Bill Donohue

The Holly Jolly Drag Show will perform on December 8 at a local restaurant in Albertville, Alabama, outside of Huntsville. Jessica Turner’s catering business, Baked and Boozy, is hosting the event. Because it is being held on private property, the local mayor, Tracy Honea, says he cannot do anything about it. He’s right about that, but that doesn’t mean that no response is justified.

Fortunately, several local Christian leaders, among them Justin Childers, pastor of Antioch Baptist Church in Albertville, are going to mount a protest: it will be held December 4-8, in advance of the event. He is urging local churches to “cross denominational lines” and join with him. We support him 100 percent.

Unfortunately, there are many naïve Americans who are unfazed by drag queen shows; others actually like them. Whether it is ignorance or malice, the facts are not open to dispute.

The purpose behind these events is to confuse children about sexuality. That’s not an opinion. It’s the explanation afforded by Judith Butler, a prominent lesbian professor: She proudly admits that these performances are a “subversive enterprise.” So does Michelle Tomasik (who goes by the name Michelle Tea), the founder of Drag Queen Story Hour. She admits that her drag queen events are targeted at children.

Homosexuals and the sexually confused (a.k.a. transgender persons) used to choose one day in late June as their day of celebration.
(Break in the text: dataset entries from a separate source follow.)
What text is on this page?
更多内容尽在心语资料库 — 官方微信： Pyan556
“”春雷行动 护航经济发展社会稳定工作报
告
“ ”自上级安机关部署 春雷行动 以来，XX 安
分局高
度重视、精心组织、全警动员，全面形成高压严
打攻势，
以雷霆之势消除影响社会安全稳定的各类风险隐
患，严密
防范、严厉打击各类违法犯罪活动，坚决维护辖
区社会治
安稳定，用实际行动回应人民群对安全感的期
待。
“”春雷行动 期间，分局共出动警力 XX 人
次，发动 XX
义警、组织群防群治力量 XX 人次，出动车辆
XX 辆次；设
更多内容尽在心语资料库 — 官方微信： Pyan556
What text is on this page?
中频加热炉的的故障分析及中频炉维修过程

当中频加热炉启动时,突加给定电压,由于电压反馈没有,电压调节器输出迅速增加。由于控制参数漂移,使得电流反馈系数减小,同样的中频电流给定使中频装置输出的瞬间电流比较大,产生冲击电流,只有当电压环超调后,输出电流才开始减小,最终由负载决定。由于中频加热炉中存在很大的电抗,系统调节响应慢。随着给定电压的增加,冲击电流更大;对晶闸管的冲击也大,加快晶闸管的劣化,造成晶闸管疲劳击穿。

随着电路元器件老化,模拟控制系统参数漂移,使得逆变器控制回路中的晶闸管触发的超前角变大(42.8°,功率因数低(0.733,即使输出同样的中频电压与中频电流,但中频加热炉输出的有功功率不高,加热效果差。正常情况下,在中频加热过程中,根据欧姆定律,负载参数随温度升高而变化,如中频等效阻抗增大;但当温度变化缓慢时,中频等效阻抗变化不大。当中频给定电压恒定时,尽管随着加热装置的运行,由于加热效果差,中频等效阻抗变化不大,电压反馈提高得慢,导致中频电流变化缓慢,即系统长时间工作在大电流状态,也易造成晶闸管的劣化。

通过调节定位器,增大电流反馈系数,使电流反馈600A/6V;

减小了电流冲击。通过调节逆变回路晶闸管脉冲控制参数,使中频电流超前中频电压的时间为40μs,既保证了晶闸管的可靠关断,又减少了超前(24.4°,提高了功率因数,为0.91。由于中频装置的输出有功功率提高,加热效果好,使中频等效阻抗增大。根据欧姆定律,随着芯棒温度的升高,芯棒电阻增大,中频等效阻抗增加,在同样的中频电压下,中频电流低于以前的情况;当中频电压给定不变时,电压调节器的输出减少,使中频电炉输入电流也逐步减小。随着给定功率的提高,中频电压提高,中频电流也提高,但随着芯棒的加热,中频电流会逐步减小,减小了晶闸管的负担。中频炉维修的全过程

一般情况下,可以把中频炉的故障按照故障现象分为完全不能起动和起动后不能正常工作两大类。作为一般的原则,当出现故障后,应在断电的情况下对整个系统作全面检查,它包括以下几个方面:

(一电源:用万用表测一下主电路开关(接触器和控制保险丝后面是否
Then it became a week. Then it became a month. But even that’s not enough.

This Holly Jolly Drag Show is being held in December because it is Christmastime. It is not being done to complement, but to demean. Anyone who can’t see this for what it is—the exploitation of Christmas for a sick cause—is deceiving himself. Or worse.

The Catholic League for Religious and Civil Rights is urging all Christians in Albertville, and surrounding towns, to join the protests and stand by Pastor Childers. Those who cannot attend should at least email him, showing your support for his effort.

We are contacting the 17 Christian churches in Albertville. We are also contacting St. William Catholic Church, as well as the Diocese of Birmingham.